A parliamentary committee today accepted Prime Minister Tayyip Erdogan's proposals for constitutional changes to let the people, rather than parliament, elect the president, the Anatolian news agency reported.
The changes, which might increase the chances of the ruling AK party's presidential candidate, former Islamist Abdullah Gul, of becoming head of state, could be approved by lawmakers in coming days.
Tension is high after a warning from the pro-secular army against Foreign Minister Gul and a court decision to annul the first round of parliamentary voting for the presidency.
Marchers in the western city of Manisa, estimated by police to number 60-70,000, called today for the withdrawal of Gul's candidacy. Two smaller protests were held in other west coast cities.
Gul's candidacy for head of state and commander-in-chief of the armed forces particularly irritates a military establishment which sees itself as the ultimate guardian of the secular state and has removed four governments in 50 years.
Erdogan, whose party has a majority in parliament, has hit back at secularist critics with unprecedented defiance, bringing forward national elections by more than three months.
Newspapers suggest his proposed constitutional amendment has popular support. But it could face legal challenges, and analysts and diplomats say it will further anger the armed forces and pro-secular elite.

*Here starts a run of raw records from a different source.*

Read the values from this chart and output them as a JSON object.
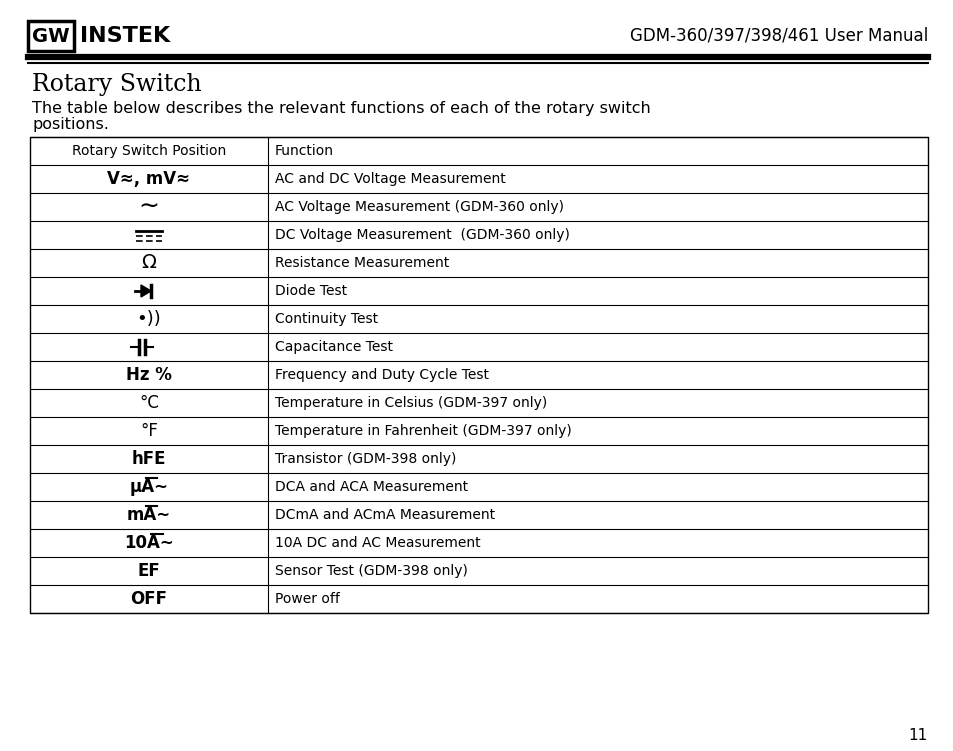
{
  "page_title": "GDM-360/397/398/461 User Manual",
  "logo_gw": "GW",
  "logo_instek": "INSTEK",
  "section_title": "Rotary Switch",
  "desc_line1": "The table below describes the relevant functions of each of the rotary switch",
  "desc_line2": "positions.",
  "col1_header": "Rotary Switch Position",
  "col2_header": "Function",
  "rows": [
    [
      "V≈, mV≈",
      "AC and DC Voltage Measurement",
      "bold"
    ],
    [
      "∼",
      "AC Voltage Measurement (GDM-360 only)",
      "normal"
    ],
    [
      "dc_symbol",
      "DC Voltage Measurement  (GDM-360 only)",
      "normal"
    ],
    [
      "Ω",
      "Resistance Measurement",
      "normal"
    ],
    [
      "diode",
      "Diode Test",
      "normal"
    ],
    [
      "cont",
      "Continuity Test",
      "normal"
    ],
    [
      "cap",
      "Capacitance Test",
      "normal"
    ],
    [
      "Hz %",
      "Frequency and Duty Cycle Test",
      "bold"
    ],
    [
      "°C",
      "Temperature in Celsius (GDM-397 only)",
      "normal"
    ],
    [
      "°F",
      "Temperature in Fahrenheit (GDM-397 only)",
      "normal"
    ],
    [
      "hFE",
      "Transistor (GDM-398 only)",
      "bold"
    ],
    [
      "μA∼",
      "DCA and ACA Measurement",
      "bold_line"
    ],
    [
      "mA∼",
      "DCmA and ACmA Measurement",
      "bold_line"
    ],
    [
      "10A∼",
      "10A DC and AC Measurement",
      "bold_line"
    ],
    [
      "EF",
      "Sensor Test (GDM-398 only)",
      "bold"
    ],
    [
      "OFF",
      "Power off",
      "bold"
    ]
  ],
  "page_number": "11",
  "bg_color": "#ffffff",
  "text_color": "#000000"
}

Protesters, who included headscarved women and men in military attire, packed the streets of Manisa with tight rows of red Turkish flags and pictures of Mustafa Kemal Ataturk, who threw religion out of public life when he founded the modern republic after World War One.
''No way for sharia (Islamic law),'' chanted demonstrators.

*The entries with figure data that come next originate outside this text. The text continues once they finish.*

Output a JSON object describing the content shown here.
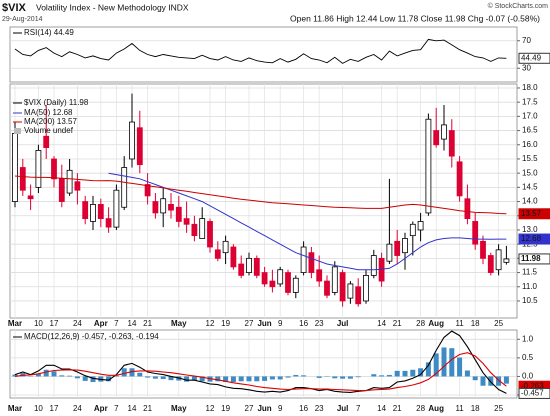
{
  "header": {
    "symbol": "$VIX",
    "name": "Volatility Index - New Methodology INDX",
    "date": "29-Aug-2014",
    "quote": "Open 11.86  High 12.44  Low 11.78  Close 11.98  Chg -0.07 (-0.58%)",
    "copyright": "© StockCharts.com"
  },
  "chart_data": [
    {
      "type": "line",
      "title": "RSI(14) 44.49",
      "color": "#000000",
      "ylim": [
        10,
        90
      ],
      "yticks": [
        30,
        70
      ],
      "grid": true,
      "values": [
        58,
        50,
        48,
        56,
        60,
        52,
        47,
        54,
        50,
        45,
        48,
        44,
        42,
        52,
        58,
        66,
        56,
        50,
        47,
        50,
        48,
        46,
        45,
        44,
        49,
        44,
        42,
        47,
        42,
        40,
        45,
        41,
        39,
        38,
        44,
        39,
        43,
        51,
        44,
        42,
        38,
        46,
        37,
        43,
        40,
        46,
        50,
        42,
        55,
        48,
        52,
        56,
        57,
        72,
        70,
        71,
        64,
        57,
        52,
        47,
        45,
        40,
        45,
        44.49
      ]
    },
    {
      "type": "candlestick",
      "title": "$VIX (Daily) 11.98",
      "annotations": [
        "Volume undef"
      ],
      "up_color": "#ffffff",
      "down_color": "#dd0033",
      "grid": true,
      "ylim": [
        9.9,
        18.14
      ],
      "yticks": [
        10.5,
        {
          "value": 11,
          "label": "11.0"
        },
        11.5,
        {
          "value": 12,
          "label": "12.0"
        },
        12.5,
        {
          "value": 13,
          "label": "13.0"
        },
        13.5,
        {
          "value": 14,
          "label": "14.0"
        },
        14.5,
        {
          "value": 15,
          "label": "15.0"
        },
        15.5,
        {
          "value": 16,
          "label": "16.0"
        },
        16.5,
        {
          "value": 17,
          "label": "17.0"
        },
        17.5,
        {
          "value": 18,
          "label": "18.0"
        }
      ],
      "categories": [
        "Mar",
        null,
        null,
        "10",
        null,
        "17",
        null,
        null,
        "24",
        null,
        null,
        "Apr",
        null,
        "7",
        null,
        "14",
        null,
        "21",
        null,
        null,
        null,
        "May",
        null,
        null,
        null,
        "12",
        null,
        "19",
        null,
        null,
        "27",
        null,
        "Jun",
        null,
        "9",
        null,
        null,
        "16",
        null,
        "23",
        null,
        null,
        "Jul",
        null,
        null,
        null,
        null,
        "14",
        null,
        "21",
        null,
        null,
        "28",
        null,
        "Aug",
        null,
        null,
        "11",
        null,
        "18",
        null,
        null,
        "25",
        null
      ],
      "ohlc": [
        [
          14.0,
          16.8,
          13.8,
          16.4
        ],
        [
          15.2,
          15.5,
          14.2,
          14.4
        ],
        [
          14.2,
          14.6,
          13.7,
          14.1
        ],
        [
          14.5,
          16.0,
          14.3,
          15.8
        ],
        [
          16.3,
          17.4,
          15.5,
          15.9
        ],
        [
          15.5,
          15.6,
          14.5,
          14.8
        ],
        [
          14.8,
          15.3,
          13.8,
          14.0
        ],
        [
          14.3,
          15.5,
          14.2,
          15.1
        ],
        [
          14.7,
          15.0,
          13.9,
          14.4
        ],
        [
          14.0,
          14.2,
          13.2,
          13.4
        ],
        [
          13.3,
          14.2,
          13.0,
          13.9
        ],
        [
          13.9,
          14.1,
          13.1,
          13.4
        ],
        [
          13.4,
          13.8,
          12.9,
          13.1
        ],
        [
          13.1,
          14.6,
          13.0,
          14.4
        ],
        [
          13.8,
          15.6,
          13.7,
          15.2
        ],
        [
          15.5,
          17.8,
          15.2,
          16.8
        ],
        [
          16.6,
          17.2,
          15.0,
          15.3
        ],
        [
          14.6,
          15.0,
          13.9,
          14.2
        ],
        [
          14.0,
          14.3,
          13.4,
          13.6
        ],
        [
          13.6,
          14.5,
          13.1,
          14.1
        ],
        [
          13.9,
          14.3,
          13.4,
          13.7
        ],
        [
          13.8,
          14.2,
          13.1,
          13.3
        ],
        [
          13.4,
          14.0,
          12.9,
          13.2
        ],
        [
          13.2,
          13.5,
          12.6,
          12.8
        ],
        [
          12.7,
          13.8,
          12.7,
          13.4
        ],
        [
          13.3,
          13.4,
          12.2,
          12.4
        ],
        [
          12.3,
          12.6,
          11.9,
          12.0
        ],
        [
          12.2,
          12.8,
          11.8,
          12.6
        ],
        [
          12.4,
          12.5,
          11.6,
          11.7
        ],
        [
          11.8,
          12.1,
          11.3,
          11.4
        ],
        [
          11.5,
          12.2,
          11.4,
          12.0
        ],
        [
          12.0,
          12.1,
          11.3,
          11.4
        ],
        [
          11.5,
          11.7,
          11.0,
          11.1
        ],
        [
          11.2,
          11.6,
          10.8,
          11.0
        ],
        [
          11.1,
          11.7,
          11.0,
          11.6
        ],
        [
          11.5,
          11.6,
          10.7,
          10.8
        ],
        [
          10.8,
          11.4,
          10.6,
          11.3
        ],
        [
          11.5,
          12.6,
          11.4,
          12.4
        ],
        [
          12.2,
          12.4,
          11.3,
          11.5
        ],
        [
          11.6,
          12.1,
          11.0,
          11.2
        ],
        [
          11.2,
          11.4,
          10.6,
          10.7
        ],
        [
          10.8,
          11.9,
          10.7,
          11.7
        ],
        [
          11.5,
          11.6,
          10.3,
          10.5
        ],
        [
          10.6,
          11.2,
          10.4,
          11.1
        ],
        [
          11.0,
          11.3,
          10.3,
          10.4
        ],
        [
          10.5,
          11.6,
          10.4,
          11.4
        ],
        [
          11.4,
          12.3,
          11.3,
          12.1
        ],
        [
          12.0,
          12.2,
          11.0,
          11.2
        ],
        [
          11.9,
          14.8,
          11.8,
          12.5
        ],
        [
          12.6,
          13.0,
          11.8,
          12.1
        ],
        [
          12.2,
          12.9,
          11.6,
          12.7
        ],
        [
          12.8,
          13.3,
          12.1,
          13.2
        ],
        [
          13.0,
          13.6,
          12.6,
          13.3
        ],
        [
          13.6,
          17.1,
          13.5,
          16.9
        ],
        [
          16.5,
          17.3,
          15.9,
          16.0
        ],
        [
          16.2,
          17.4,
          15.8,
          16.7
        ],
        [
          16.5,
          16.9,
          15.2,
          15.6
        ],
        [
          15.4,
          15.6,
          14.0,
          14.2
        ],
        [
          14.1,
          14.6,
          13.2,
          13.4
        ],
        [
          13.3,
          13.6,
          12.3,
          12.5
        ],
        [
          12.6,
          12.8,
          11.8,
          12.0
        ],
        [
          12.1,
          12.2,
          11.4,
          11.5
        ],
        [
          11.6,
          12.5,
          11.4,
          12.3
        ],
        [
          11.86,
          12.44,
          11.78,
          11.98
        ]
      ],
      "series": [
        {
          "name": "MA(50) 12.68",
          "color": "#3333cc",
          "values": [
            null,
            null,
            null,
            null,
            null,
            null,
            null,
            null,
            null,
            null,
            null,
            null,
            15.0,
            14.95,
            14.9,
            14.85,
            14.8,
            14.7,
            14.6,
            14.5,
            14.4,
            14.3,
            14.2,
            14.1,
            14.0,
            13.85,
            13.7,
            13.55,
            13.4,
            13.25,
            13.1,
            12.95,
            12.8,
            12.65,
            12.5,
            12.35,
            12.2,
            12.1,
            12.0,
            11.9,
            11.8,
            11.75,
            11.7,
            11.65,
            11.6,
            11.6,
            11.6,
            11.62,
            11.65,
            11.8,
            12.0,
            12.2,
            12.4,
            12.55,
            12.65,
            12.7,
            12.72,
            12.72,
            12.7,
            12.68,
            12.68,
            12.67,
            12.68,
            12.68
          ]
        },
        {
          "name": "MA(200) 13.57",
          "color": "#cc0000",
          "values": [
            14.9,
            14.88,
            14.86,
            14.85,
            14.85,
            14.84,
            14.82,
            14.8,
            14.78,
            14.76,
            14.74,
            14.73,
            14.74,
            14.72,
            14.68,
            14.64,
            14.6,
            14.56,
            14.52,
            14.48,
            14.44,
            14.4,
            14.36,
            14.32,
            14.28,
            14.24,
            14.2,
            14.16,
            14.12,
            14.08,
            14.05,
            14.02,
            13.99,
            13.96,
            13.94,
            13.92,
            13.9,
            13.88,
            13.86,
            13.84,
            13.82,
            13.8,
            13.79,
            13.78,
            13.77,
            13.76,
            13.76,
            13.76,
            13.8,
            13.84,
            13.88,
            13.9,
            13.88,
            13.84,
            13.8,
            13.76,
            13.72,
            13.68,
            13.65,
            13.62,
            13.61,
            13.6,
            13.58,
            13.57
          ]
        }
      ]
    },
    {
      "type": "macd",
      "title": "MACD(12,26,9) -0.457, -0.263, -0.194",
      "grid": true,
      "ylim": [
        -0.58,
        1.25
      ],
      "yticks": [
        {
          "value": -0.5,
          "label": "-0.5"
        },
        {
          "value": 0,
          "label": "0.0"
        },
        0.5,
        {
          "value": 1,
          "label": "1.0"
        }
      ],
      "categories": [
        "Mar",
        null,
        null,
        "10",
        null,
        "17",
        null,
        null,
        "24",
        null,
        null,
        "Apr",
        null,
        "7",
        null,
        "14",
        null,
        "21",
        null,
        null,
        null,
        "May",
        null,
        null,
        null,
        "12",
        null,
        "19",
        null,
        null,
        "27",
        null,
        "Jun",
        null,
        "9",
        null,
        null,
        "16",
        null,
        "23",
        null,
        null,
        "Jul",
        null,
        "7",
        null,
        null,
        "14",
        null,
        "21",
        null,
        null,
        "28",
        null,
        "Aug",
        null,
        null,
        "11",
        null,
        "18",
        null,
        null,
        "25",
        null
      ],
      "histogram": {
        "color": "#3d8bc4",
        "values": [
          0.05,
          0.09,
          0.01,
          0.08,
          0.18,
          0.14,
          0.03,
          0.02,
          -0.05,
          -0.12,
          -0.15,
          -0.14,
          -0.13,
          0.02,
          0.22,
          0.22,
          0.1,
          -0.03,
          -0.06,
          -0.07,
          -0.1,
          -0.11,
          -0.14,
          -0.11,
          -0.13,
          -0.14,
          -0.13,
          -0.15,
          -0.15,
          -0.13,
          -0.13,
          -0.13,
          -0.12,
          -0.08,
          -0.08,
          -0.03,
          0.04,
          0.03,
          0,
          -0.04,
          -0.01,
          -0.05,
          -0.06,
          -0.06,
          -0.02,
          0,
          0.06,
          0.03,
          0.04,
          0.15,
          0.15,
          0.18,
          0.22,
          0.38,
          0.62,
          0.78,
          0.76,
          0.51,
          0.16,
          -0.1,
          -0.25,
          -0.25,
          -0.25,
          -0.194
        ]
      },
      "series": [
        {
          "color": "#000000",
          "values": [
            0.05,
            0.12,
            0.05,
            0.15,
            0.3,
            0.3,
            0.2,
            0.2,
            0.12,
            0.02,
            -0.05,
            -0.08,
            -0.1,
            0.05,
            0.3,
            0.35,
            0.25,
            0.12,
            0.08,
            0.05,
            0.0,
            -0.04,
            -0.1,
            -0.1,
            -0.15,
            -0.2,
            -0.22,
            -0.28,
            -0.32,
            -0.33,
            -0.36,
            -0.4,
            -0.42,
            -0.4,
            -0.42,
            -0.38,
            -0.3,
            -0.3,
            -0.33,
            -0.38,
            -0.35,
            -0.4,
            -0.42,
            -0.43,
            -0.4,
            -0.38,
            -0.3,
            -0.32,
            -0.3,
            -0.15,
            -0.12,
            -0.05,
            0.05,
            0.3,
            0.7,
            1.05,
            1.22,
            1.1,
            0.8,
            0.45,
            0.1,
            -0.15,
            -0.35,
            -0.457
          ]
        },
        {
          "color": "#dd0000",
          "values": [
            0.0,
            0.03,
            0.04,
            0.07,
            0.12,
            0.16,
            0.17,
            0.18,
            0.17,
            0.14,
            0.1,
            0.06,
            0.03,
            0.03,
            0.08,
            0.13,
            0.15,
            0.15,
            0.14,
            0.12,
            0.1,
            0.07,
            0.04,
            0.01,
            -0.02,
            -0.06,
            -0.09,
            -0.13,
            -0.17,
            -0.2,
            -0.23,
            -0.27,
            -0.3,
            -0.32,
            -0.34,
            -0.35,
            -0.34,
            -0.33,
            -0.33,
            -0.34,
            -0.34,
            -0.35,
            -0.36,
            -0.37,
            -0.38,
            -0.38,
            -0.36,
            -0.35,
            -0.34,
            -0.3,
            -0.27,
            -0.23,
            -0.17,
            -0.08,
            0.08,
            0.27,
            0.46,
            0.59,
            0.64,
            0.55,
            0.35,
            0.1,
            -0.1,
            -0.263
          ]
        }
      ]
    }
  ]
}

today's marches follow a million-strong demonstration in Istanbul last Sunday and a protest of hundreds of thousands in the capital Ankara three weeks ago.
''We're here to protect the republic and teach them a lesson.
I hope they learn their lesson,'' marcher Ahmet Bulut said.
ATATURK'S ENEMY Manisa is in the hometown of parliament speaker and senior AK Party member Bulent Arinc, who has angered the military for urging debate on secularism. Local media said police had tightened security around his house.
''The speaker of parliament is Ataturk's enemy,'' protesters shouted.
Two centre-right parties, ANAP and True Path, announced a merger today which could strengthen opposition to the AK Party at the July 22 general election.
Since sweeping to power in 2002 after a financial crisis, the AK Party has promoted liberal economic reforms in a drive to join the European Union and has wooed foreign investors. Some of the EU-backed reforms have reduced the army's formal influence in state administration.
Secularists, many of them ordinary Turks, fear that once the AK Party controls parliament and the veto-wielding presidency, it will chip away at the separation of state and religion.
Gul was a member of the last government to be pushed from power by the army and spent his honeymoon in a military jail during a 1980 coup. But his party says its record in office shows it respects secularism.
EU foreign policy chief Javier Solana was quoted today as expressing support for Gul's presidential ambitions.
''I am convinced that Foreign Minister Gul would continue his successful work as president,'' Solana was quoted by newspaper Bild am Sonntag as saying in an article to appear tomorrow.
A rerun of the presidential vote is due in parliament tomorrow.
But after the constitutional court's ruling that 367 deputies have to be present for the vote to be valid, a quorum is unlikely to be reached.